Maiulini también destacó en su charla que una mayor integración energética fortalece la seguridad de abastecimiento de los países. En ese sentido afirmó que "la integración es el mecanismo privilegiado para garantizar nuestra seguridad energética", ya que una red con más interconexiones reduce la vulnerabilidad frente a conflictos geopolíticos y a la volatilidad de los mercados internacionales.

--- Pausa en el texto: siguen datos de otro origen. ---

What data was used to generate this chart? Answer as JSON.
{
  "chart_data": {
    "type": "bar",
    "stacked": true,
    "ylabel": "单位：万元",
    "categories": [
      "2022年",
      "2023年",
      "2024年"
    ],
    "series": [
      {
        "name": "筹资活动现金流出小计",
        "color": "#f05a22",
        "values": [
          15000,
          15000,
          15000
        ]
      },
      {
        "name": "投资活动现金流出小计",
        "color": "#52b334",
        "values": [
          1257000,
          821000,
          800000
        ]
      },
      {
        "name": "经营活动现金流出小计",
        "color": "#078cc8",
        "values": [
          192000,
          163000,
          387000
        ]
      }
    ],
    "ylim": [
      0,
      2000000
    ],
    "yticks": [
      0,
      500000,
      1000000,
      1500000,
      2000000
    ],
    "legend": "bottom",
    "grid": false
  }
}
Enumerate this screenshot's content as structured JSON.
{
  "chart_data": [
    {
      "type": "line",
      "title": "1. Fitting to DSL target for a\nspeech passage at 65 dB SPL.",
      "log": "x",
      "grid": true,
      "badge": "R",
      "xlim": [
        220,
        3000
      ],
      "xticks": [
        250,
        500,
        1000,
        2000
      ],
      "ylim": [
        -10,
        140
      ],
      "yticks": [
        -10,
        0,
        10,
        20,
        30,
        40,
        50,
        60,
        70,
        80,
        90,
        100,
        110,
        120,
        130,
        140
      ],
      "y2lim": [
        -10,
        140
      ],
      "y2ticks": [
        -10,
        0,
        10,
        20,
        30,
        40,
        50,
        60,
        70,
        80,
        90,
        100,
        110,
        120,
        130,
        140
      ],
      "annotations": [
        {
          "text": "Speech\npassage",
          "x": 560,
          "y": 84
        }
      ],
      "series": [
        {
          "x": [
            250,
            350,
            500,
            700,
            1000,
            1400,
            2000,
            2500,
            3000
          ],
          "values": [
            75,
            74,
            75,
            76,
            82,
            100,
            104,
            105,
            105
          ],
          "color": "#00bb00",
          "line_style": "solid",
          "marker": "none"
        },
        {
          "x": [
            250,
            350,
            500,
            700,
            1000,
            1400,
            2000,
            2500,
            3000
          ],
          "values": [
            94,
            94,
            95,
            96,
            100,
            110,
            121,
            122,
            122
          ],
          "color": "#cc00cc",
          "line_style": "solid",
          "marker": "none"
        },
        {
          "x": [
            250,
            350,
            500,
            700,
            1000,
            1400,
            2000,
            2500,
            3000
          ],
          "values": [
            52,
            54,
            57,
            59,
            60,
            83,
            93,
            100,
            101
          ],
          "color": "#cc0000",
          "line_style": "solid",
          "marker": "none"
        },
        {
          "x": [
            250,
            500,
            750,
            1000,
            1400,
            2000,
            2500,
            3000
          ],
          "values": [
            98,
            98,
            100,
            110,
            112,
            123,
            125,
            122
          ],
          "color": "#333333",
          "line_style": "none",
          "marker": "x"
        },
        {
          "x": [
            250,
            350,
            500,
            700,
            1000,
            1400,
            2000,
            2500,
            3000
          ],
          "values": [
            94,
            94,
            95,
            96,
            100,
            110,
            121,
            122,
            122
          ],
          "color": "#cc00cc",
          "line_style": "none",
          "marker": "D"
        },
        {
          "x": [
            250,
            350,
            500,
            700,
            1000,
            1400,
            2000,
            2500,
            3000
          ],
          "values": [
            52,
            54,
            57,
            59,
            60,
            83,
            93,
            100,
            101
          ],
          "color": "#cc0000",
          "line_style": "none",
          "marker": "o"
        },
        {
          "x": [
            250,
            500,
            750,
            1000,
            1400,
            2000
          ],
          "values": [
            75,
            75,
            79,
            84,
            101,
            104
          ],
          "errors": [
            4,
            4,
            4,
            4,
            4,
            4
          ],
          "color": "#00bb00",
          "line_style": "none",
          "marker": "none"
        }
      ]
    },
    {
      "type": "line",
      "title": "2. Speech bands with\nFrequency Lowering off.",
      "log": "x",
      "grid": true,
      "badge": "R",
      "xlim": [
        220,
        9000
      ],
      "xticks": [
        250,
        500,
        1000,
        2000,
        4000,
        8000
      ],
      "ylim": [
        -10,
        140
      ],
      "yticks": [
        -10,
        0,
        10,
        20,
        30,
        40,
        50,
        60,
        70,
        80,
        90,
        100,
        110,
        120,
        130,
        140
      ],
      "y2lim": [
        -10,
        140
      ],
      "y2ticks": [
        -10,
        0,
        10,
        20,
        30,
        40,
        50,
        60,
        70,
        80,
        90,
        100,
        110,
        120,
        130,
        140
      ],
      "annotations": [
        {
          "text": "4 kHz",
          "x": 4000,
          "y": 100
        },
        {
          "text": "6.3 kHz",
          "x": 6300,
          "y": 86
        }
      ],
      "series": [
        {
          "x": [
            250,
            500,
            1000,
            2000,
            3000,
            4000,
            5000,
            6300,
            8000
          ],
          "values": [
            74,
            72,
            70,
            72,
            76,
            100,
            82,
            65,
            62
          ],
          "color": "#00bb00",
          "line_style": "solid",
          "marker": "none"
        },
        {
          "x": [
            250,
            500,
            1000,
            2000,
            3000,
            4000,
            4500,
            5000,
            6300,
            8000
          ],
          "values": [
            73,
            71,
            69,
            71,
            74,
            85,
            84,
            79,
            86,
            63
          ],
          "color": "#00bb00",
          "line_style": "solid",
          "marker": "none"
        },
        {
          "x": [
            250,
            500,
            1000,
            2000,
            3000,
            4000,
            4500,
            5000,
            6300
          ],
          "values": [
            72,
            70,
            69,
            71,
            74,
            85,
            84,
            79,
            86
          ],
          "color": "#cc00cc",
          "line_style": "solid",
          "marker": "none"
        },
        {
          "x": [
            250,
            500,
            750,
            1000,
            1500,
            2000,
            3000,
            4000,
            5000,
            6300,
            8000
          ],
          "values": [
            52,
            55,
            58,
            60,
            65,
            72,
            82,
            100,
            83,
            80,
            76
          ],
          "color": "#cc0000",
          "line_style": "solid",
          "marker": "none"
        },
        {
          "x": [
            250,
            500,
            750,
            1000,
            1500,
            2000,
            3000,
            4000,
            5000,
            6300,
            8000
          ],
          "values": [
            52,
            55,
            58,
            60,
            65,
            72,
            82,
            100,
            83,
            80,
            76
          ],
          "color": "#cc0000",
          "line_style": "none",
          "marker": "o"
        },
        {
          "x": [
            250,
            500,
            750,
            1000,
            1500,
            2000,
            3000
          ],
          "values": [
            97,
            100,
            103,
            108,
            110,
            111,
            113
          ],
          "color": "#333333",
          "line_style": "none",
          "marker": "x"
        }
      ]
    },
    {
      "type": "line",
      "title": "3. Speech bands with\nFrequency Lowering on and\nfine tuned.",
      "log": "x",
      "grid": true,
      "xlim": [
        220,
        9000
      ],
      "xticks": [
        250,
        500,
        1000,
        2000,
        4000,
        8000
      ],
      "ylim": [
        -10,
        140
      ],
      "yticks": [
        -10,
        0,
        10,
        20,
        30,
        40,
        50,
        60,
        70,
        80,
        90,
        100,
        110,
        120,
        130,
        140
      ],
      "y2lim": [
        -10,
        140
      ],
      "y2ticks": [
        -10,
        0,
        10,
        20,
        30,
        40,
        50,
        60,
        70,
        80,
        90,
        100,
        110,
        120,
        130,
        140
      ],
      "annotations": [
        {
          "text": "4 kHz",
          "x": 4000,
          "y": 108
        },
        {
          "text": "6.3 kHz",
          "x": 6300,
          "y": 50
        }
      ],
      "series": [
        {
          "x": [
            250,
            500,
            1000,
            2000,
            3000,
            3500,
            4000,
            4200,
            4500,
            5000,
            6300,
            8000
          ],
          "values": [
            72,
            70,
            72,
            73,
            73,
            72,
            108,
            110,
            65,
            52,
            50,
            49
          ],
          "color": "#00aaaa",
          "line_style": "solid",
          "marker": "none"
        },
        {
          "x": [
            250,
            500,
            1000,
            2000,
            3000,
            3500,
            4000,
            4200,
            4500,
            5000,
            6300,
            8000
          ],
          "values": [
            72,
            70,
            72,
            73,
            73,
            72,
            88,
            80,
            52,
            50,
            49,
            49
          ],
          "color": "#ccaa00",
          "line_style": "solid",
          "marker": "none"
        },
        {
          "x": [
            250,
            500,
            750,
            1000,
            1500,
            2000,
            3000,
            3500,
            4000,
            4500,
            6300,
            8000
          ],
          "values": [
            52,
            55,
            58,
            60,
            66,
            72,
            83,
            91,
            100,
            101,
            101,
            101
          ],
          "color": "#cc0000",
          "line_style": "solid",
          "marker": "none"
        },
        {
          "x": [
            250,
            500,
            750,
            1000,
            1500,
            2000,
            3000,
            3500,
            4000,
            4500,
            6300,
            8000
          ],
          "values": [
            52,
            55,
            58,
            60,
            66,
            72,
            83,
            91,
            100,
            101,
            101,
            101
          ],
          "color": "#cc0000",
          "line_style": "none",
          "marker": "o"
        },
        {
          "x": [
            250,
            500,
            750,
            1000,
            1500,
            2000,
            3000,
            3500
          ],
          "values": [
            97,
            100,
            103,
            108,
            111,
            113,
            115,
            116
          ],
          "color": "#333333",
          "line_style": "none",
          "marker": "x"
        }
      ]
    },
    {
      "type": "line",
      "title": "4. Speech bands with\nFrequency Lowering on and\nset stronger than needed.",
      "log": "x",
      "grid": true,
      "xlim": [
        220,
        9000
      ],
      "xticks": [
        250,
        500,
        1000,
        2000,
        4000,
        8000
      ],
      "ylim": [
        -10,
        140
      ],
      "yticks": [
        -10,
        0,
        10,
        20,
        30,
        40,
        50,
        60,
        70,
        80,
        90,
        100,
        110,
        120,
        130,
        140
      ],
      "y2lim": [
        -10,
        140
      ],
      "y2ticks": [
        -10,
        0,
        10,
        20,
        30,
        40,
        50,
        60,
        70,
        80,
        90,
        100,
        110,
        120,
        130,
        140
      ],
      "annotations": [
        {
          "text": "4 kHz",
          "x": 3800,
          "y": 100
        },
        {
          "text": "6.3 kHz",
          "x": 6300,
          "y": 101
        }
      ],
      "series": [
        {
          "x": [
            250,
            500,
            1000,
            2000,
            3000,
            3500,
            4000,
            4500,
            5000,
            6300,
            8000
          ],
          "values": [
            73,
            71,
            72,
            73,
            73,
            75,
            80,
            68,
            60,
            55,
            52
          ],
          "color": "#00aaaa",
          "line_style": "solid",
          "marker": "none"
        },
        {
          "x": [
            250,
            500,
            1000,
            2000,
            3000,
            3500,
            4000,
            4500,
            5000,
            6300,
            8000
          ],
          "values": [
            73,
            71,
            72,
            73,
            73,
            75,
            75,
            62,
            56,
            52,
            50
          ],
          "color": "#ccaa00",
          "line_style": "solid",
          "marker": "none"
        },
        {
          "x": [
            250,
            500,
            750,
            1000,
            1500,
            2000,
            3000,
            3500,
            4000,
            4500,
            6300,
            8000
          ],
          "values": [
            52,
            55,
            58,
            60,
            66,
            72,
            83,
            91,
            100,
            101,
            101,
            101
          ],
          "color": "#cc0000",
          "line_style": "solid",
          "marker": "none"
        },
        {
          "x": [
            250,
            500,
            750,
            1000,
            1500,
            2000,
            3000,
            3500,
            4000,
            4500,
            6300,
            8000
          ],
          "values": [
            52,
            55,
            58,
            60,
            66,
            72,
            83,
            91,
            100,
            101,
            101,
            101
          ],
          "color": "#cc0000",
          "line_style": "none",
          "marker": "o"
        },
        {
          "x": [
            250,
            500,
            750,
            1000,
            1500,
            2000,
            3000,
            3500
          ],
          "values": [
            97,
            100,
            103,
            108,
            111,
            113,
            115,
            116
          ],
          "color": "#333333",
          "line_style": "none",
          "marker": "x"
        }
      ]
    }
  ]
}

Finalmente, explicó que OLADE trabaja junto al Subgrupo de Trabajo Nº 9 del Mercosur en una agenda de convergencia regulatoria para armonizar normas técnicas, contratos, tarifas y mecanismos de gestión de crisis entre los países de la región. "Se recomienda la prórroga de los trabajos del GTB por 180 días adicionales, a fin de permitir la realización de estudios más profundos, involucrando, de ser necesario, a representantes de otros países y a agentes privados interesados", remarcó la Organización.
A modo de cierre, el especialista sostuvo que "la energía tiene hoy la capacidad de plantearse como uno de los resortes para responder a los viejos problemas del desarrollo latinoamericano", al considerar que una mayor integración permitirá mejorar la competitividad, generar divisas e impulsar un desarrollo económico con impacto directo sobre la calidad de vida de la población.